Юрий Евгеньевич молчал, сосредоточенно барабаня пальцами по столу. Он в общем-то чувствовал, почему мается шеф. Слава богу, за четырнадцать лет он изучил его характер! Но ему было досадно, что Игорь Васильевич не может успокоиться из-за этого дела. Уж здесь-то все точки расставлены… Художника Тельмана Алексеева убил его родной отец, старик Зотов. Зачем? Кто теперь сможет ответить на этот праздный вопрос? Нет, не праздный, конечно… Но ответить-то на него некому! Отец убил сына и повесился сам. Страшно. Господи, каких только не бывает на свете трагедий! Но они-то, они, работники розыска, что еще могут сделать? Заняться поисками мотивов? Ах-ах, мы не простые сыщики, мы глубокие психологи. Смотрите, мы не только нашли преступника, но докопались еще, почему он стал убийцей, да еще и сам повесился! Мы и до этого докопались. Месяц потратили, но докопались. А кто будет в это время Витю Паршина по кличке Кочан искать? Взломщика и бандита? А участников ограбления в Приморском парке?

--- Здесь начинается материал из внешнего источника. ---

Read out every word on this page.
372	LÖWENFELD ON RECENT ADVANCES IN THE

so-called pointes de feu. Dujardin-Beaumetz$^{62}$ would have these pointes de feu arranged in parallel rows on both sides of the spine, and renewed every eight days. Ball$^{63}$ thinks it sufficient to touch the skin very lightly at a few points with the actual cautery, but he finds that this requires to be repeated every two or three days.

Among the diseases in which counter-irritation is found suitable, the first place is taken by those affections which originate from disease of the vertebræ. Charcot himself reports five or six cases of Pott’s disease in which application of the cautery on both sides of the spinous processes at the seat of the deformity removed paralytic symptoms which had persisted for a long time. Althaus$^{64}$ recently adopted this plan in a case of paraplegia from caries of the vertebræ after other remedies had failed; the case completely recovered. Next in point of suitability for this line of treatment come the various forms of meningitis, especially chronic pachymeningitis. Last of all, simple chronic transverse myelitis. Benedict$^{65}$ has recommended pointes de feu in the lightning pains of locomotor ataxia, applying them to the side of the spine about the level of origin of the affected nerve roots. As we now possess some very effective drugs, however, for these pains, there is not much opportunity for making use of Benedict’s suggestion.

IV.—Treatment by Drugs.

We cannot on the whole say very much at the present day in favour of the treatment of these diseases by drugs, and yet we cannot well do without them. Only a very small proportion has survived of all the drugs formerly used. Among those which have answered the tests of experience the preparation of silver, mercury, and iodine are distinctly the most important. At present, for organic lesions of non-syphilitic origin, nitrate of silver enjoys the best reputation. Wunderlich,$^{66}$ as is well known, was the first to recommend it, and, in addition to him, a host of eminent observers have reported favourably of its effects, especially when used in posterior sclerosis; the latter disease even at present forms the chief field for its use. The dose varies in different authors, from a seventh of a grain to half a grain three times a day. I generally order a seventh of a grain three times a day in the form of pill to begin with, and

— Ты, Игорь Васильевич, лучше меня знаешь, что мы сделали все, что положено по закону нам сделать, — твердо сказал Белянчиков. — Был бы Зотов жив, суд выяснил бы мотивы убийства. А так… Следователь дело прекращает. Они там тоже не мальчики, опыт имеют.

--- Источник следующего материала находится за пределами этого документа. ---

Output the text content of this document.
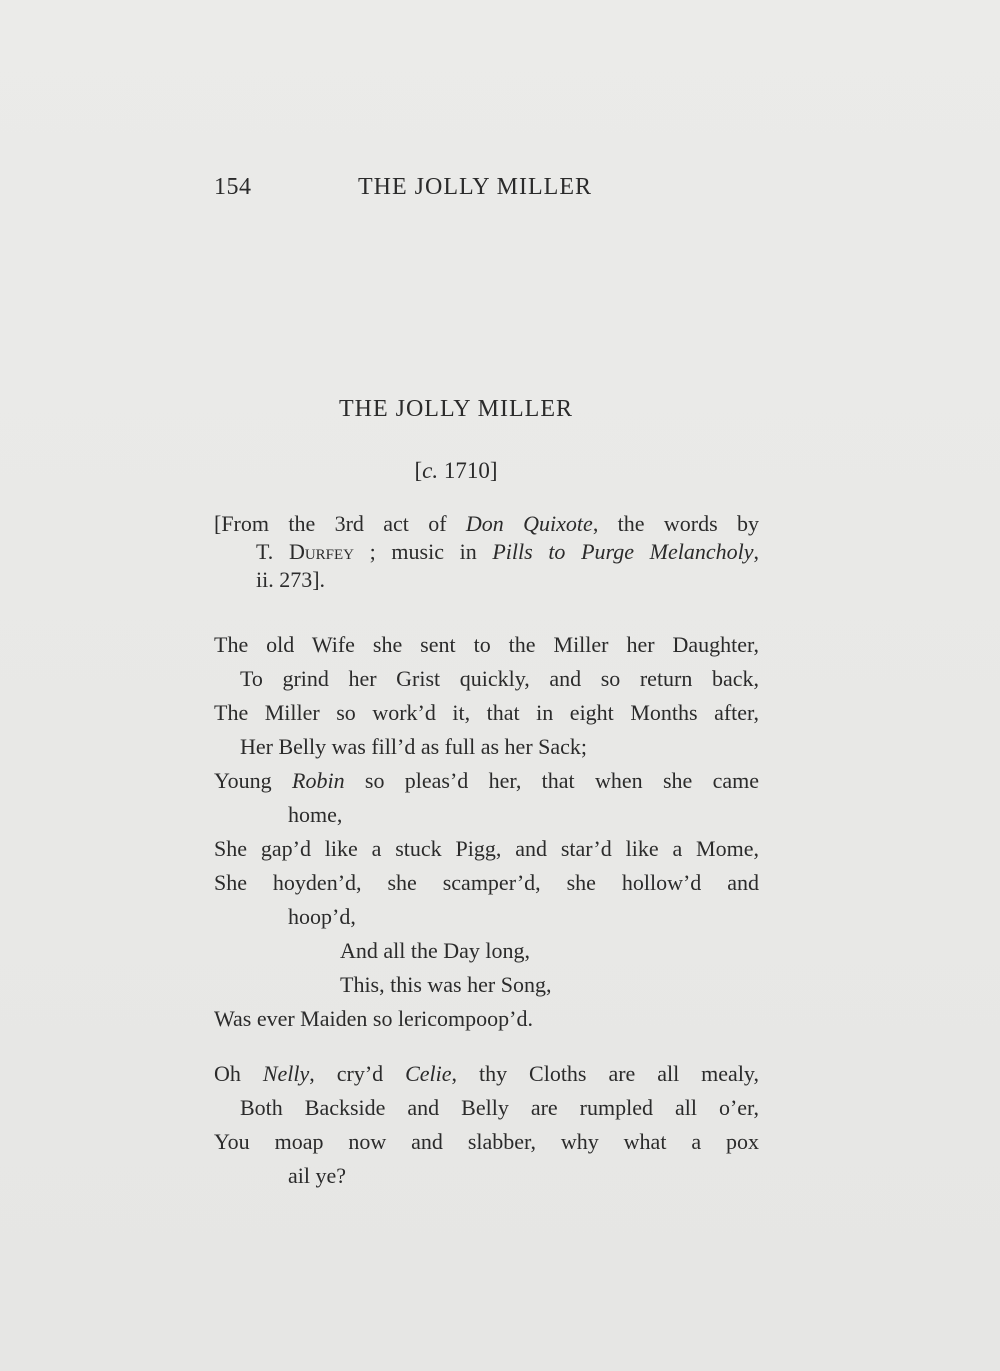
154	THE JOLLY MILLER
THE JOLLY MILLER
[c. 1710]
[From the 3rd act of Don Quixote, the words by
T. Durfey ; music in Pills to Purge Melancholy,
ii. 273].
The old Wife she sent to the Miller her Daughter,
To grind her Grist quickly, and so return back,
The Miller so work’d it, that in eight Months after,
Her Belly was fill’d as full as her Sack;
Young Robin so pleas’d her, that when she came
home,
She gap’d like a stuck Pigg, and star’d like a Mome,
She hoyden’d, she scamper’d, she hollow’d and
hoop’d,
And all the Day long,
This, this was her Song,
Was ever Maiden so lericompoop’d.
Oh Nelly, cry’d Celie, thy Cloths are all mealy,
Both Backside and Belly are rumpled all o’er,
You moap now and slabber, why what a pox
ail ye?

— Имеют, имеют, — пробормотал Корнилов, вспомнив молоденького следователя прокуратуры Каликова. Он подошел к Белянчикову и спросил: — А ты можешь мне ответить, кто шел вместе с художником со станции? Кто топтался возле его тела? И почему этот кто-то не попытался оказать ему помощь? Ведь Алексеев не сразу умер! Участковый-то видел следы?! Почему лесник, застрелив сына, спрятал карабин и спокойно жил-поживал целых два дня, а только потом сунул голову в петлю?

— У тебя есть сомнения в том, что Алексеева убил отец? — с вызовом спросил Юрий Евгеньевич.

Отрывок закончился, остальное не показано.